Er ist derzeit das Kasseler Wahrzeichen und steht in der Gunst der documenta 14-Besucher ganz weit vorn: Der Parthenon der Bücher. Doch damit das Werk auch fertig wird, müssen noch mehr Bücher ran

Kassel. Am Montag postete Konzeptkünstlerin Marta Minujin auf ihrer Facebookseite: „Freunde, es macht mich glücklich, zu sehen, dass der Parthenon kontinuierliche wächst.
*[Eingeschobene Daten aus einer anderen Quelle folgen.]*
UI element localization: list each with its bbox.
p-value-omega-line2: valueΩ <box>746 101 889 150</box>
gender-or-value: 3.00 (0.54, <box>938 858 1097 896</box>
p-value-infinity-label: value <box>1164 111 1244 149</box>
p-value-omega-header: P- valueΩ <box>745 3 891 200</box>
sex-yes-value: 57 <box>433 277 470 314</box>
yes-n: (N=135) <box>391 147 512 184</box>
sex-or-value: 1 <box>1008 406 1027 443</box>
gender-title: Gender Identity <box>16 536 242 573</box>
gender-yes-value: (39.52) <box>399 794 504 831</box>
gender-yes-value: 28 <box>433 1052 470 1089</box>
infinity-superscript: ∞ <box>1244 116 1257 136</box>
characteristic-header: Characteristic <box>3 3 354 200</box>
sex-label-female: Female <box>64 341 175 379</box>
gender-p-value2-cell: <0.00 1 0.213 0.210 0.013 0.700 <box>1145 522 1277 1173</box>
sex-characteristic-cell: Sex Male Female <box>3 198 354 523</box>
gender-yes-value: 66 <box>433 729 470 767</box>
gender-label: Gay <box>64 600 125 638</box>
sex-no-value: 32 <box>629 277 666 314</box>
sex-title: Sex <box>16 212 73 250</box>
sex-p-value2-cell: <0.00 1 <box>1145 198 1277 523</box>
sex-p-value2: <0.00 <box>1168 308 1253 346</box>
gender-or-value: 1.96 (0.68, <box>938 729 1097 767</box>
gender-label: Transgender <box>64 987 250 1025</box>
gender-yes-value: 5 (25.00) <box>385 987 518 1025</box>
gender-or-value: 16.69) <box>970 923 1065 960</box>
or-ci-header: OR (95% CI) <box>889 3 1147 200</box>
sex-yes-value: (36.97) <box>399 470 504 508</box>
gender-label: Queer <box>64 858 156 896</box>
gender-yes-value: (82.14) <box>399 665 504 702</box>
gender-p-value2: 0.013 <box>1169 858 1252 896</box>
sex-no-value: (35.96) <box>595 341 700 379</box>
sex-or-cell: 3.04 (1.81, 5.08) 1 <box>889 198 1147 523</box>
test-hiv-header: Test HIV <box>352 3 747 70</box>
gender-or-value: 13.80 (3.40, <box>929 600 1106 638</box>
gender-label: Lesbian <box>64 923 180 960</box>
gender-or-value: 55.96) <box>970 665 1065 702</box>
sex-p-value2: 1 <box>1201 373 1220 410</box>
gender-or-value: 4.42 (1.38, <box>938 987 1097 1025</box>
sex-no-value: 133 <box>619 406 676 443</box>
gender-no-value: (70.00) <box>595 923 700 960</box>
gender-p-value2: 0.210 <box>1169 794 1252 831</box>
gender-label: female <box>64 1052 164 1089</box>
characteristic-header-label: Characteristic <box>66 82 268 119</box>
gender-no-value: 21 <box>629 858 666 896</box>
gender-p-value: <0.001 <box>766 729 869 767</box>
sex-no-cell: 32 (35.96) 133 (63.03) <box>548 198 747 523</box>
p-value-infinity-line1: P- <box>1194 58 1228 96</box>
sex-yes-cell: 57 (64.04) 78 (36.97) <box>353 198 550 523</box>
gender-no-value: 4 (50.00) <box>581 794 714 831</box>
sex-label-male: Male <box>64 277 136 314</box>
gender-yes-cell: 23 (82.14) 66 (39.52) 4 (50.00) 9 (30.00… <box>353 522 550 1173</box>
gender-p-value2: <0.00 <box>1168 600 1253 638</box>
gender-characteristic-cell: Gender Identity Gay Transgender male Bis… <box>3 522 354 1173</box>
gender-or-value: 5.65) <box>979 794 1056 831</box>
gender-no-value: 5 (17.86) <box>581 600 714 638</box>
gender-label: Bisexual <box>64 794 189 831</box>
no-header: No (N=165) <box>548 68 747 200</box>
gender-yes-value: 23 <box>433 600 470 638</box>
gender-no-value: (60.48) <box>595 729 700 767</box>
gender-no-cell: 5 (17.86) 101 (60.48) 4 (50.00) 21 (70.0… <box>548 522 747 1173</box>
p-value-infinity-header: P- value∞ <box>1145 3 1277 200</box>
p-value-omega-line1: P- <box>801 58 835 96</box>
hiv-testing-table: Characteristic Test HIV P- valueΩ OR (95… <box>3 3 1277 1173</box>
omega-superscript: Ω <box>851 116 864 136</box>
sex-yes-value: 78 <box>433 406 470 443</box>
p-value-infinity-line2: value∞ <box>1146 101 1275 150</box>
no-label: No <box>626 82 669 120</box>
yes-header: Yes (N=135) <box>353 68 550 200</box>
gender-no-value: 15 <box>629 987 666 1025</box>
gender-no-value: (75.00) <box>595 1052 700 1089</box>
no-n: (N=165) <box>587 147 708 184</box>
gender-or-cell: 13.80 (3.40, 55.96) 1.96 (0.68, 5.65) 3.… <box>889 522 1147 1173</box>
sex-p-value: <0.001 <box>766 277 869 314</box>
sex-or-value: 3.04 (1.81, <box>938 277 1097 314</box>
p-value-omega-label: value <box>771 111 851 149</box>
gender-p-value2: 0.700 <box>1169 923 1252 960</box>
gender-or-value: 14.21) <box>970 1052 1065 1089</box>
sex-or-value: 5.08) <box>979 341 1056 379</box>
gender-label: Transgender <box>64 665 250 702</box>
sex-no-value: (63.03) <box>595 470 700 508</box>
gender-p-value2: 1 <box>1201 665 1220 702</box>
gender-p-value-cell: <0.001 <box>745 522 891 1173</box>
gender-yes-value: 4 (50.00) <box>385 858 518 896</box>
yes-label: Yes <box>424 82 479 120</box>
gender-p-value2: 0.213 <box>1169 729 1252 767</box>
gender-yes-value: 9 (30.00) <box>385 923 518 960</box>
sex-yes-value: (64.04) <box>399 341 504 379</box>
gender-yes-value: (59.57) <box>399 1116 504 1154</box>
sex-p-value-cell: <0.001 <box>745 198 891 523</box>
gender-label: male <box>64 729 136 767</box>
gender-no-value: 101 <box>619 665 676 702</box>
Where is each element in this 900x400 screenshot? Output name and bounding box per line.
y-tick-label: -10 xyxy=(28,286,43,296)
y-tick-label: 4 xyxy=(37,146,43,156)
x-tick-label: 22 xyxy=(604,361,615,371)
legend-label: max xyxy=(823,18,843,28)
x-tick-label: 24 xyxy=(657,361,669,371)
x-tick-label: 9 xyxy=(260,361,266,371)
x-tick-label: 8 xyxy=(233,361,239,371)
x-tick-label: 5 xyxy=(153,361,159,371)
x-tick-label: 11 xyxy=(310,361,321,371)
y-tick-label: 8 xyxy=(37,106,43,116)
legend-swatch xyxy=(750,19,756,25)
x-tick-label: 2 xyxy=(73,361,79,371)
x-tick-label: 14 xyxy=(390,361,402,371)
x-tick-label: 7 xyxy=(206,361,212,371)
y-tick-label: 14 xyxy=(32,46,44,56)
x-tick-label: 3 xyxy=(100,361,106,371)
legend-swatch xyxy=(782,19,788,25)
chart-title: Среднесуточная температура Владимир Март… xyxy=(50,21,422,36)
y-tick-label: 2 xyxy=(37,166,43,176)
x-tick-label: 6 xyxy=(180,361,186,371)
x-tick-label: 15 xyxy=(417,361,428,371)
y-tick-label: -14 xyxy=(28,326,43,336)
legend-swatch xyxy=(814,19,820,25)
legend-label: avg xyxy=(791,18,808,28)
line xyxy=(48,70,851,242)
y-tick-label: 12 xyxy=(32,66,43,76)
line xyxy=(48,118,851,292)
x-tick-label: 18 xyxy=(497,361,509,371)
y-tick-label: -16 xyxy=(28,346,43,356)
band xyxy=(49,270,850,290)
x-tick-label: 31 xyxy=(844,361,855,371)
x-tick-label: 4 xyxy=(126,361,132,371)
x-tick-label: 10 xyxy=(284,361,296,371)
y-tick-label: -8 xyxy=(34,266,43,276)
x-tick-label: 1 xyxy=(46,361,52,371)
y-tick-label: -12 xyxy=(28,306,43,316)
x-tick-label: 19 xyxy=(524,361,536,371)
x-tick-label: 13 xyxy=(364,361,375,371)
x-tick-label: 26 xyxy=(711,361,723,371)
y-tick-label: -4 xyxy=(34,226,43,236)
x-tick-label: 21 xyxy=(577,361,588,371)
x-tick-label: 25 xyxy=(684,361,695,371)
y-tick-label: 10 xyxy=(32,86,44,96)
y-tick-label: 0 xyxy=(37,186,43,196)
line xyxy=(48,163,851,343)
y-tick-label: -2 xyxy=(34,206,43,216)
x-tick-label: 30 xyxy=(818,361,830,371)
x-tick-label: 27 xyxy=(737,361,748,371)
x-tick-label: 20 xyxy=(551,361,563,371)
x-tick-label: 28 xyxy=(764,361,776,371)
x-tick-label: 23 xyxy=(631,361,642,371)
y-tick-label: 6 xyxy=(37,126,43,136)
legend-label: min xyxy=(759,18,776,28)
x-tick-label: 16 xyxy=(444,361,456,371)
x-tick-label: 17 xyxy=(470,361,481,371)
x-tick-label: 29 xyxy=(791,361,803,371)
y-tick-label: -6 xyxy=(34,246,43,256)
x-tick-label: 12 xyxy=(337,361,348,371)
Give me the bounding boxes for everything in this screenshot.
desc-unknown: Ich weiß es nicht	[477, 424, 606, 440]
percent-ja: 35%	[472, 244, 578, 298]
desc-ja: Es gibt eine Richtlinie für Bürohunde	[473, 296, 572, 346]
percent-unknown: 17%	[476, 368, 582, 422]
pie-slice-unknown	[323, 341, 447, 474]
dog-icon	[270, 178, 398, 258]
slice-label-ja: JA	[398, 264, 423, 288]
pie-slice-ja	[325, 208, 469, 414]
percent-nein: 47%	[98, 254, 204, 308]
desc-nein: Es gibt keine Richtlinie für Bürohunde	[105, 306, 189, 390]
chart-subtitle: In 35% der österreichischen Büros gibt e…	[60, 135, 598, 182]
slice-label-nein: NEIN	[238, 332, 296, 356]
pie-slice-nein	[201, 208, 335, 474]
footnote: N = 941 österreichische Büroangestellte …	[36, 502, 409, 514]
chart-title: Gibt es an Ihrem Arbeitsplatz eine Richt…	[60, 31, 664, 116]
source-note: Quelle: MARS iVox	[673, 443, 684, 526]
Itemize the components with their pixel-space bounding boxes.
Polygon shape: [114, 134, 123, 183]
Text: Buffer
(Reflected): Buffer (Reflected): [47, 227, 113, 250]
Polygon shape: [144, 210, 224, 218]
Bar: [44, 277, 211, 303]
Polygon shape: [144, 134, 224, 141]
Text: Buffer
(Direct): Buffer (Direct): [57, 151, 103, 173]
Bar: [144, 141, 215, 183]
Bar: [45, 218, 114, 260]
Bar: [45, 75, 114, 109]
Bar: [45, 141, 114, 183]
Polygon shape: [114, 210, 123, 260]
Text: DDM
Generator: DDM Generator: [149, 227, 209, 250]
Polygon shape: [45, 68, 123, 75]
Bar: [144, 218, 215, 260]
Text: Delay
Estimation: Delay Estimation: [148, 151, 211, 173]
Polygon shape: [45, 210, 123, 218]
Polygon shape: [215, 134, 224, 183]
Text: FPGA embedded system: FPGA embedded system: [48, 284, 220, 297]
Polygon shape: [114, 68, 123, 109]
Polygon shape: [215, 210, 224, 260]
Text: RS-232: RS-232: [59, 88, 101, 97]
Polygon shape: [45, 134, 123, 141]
Am Tag bekommt die documenta14 100 verbotene Bücher, aber das ist nichts, denn ich brauche 1000 Bücher pro Tag.“ Sie ruft zu weiteren Bücherspenden verbotener und ehemals verbotener Bücher auf, damit ihr Projekt bis Ende der documenta fertiggestellt werden kann.

(v.li.) Dean, Max und Felix von der Christine-Brückner-Schule in Bad Emstal durften die Bücher sogar selbst aufhängen. Sebastian Schröder vom documenta-Technik-Team zeigte ihnen, wie es geht.

Er ist derzeit das Kasseler Wahrzeichen und steht in der Gunst der documenta 14-Besucher ganz weit vorn: Der Parthenon der Bücher – auch bei Schulkindern! Die der zweiten Klasse der Christine-Brückner-Schule aus Bad Emstal konnten am Dienstag sogar aktiv am Kunstwerk tätig werden. Im Unterricht wurde das Kunstwerk schon thematisiert. Nun besuchten sie den Parthenon und durften sogar selbst Bücher aufhängen. Mitgebracht hatten sie Bücherspenden aus der Schulbücherei (darunter viele Harry Potter-Bücher). Da die noch vakuumiert und verschweißt werden müssen, gabs vom documenta-Team eine vorbereitete Bücherkiste. „Das macht Spaß, ich möchte hier mitarbeiten“, so der begeisterte Zweitklässler Dean. Mit den Bücherspenden geht es zwar voran, jedoch fehlen immer noch tausende Bücher.

Eine Bücherbox zum Einwerfen der verbotenen bzw. ehemals verbotenen Bücher steht direkt auf dem Friedrichsplatz vor dem Parthenon.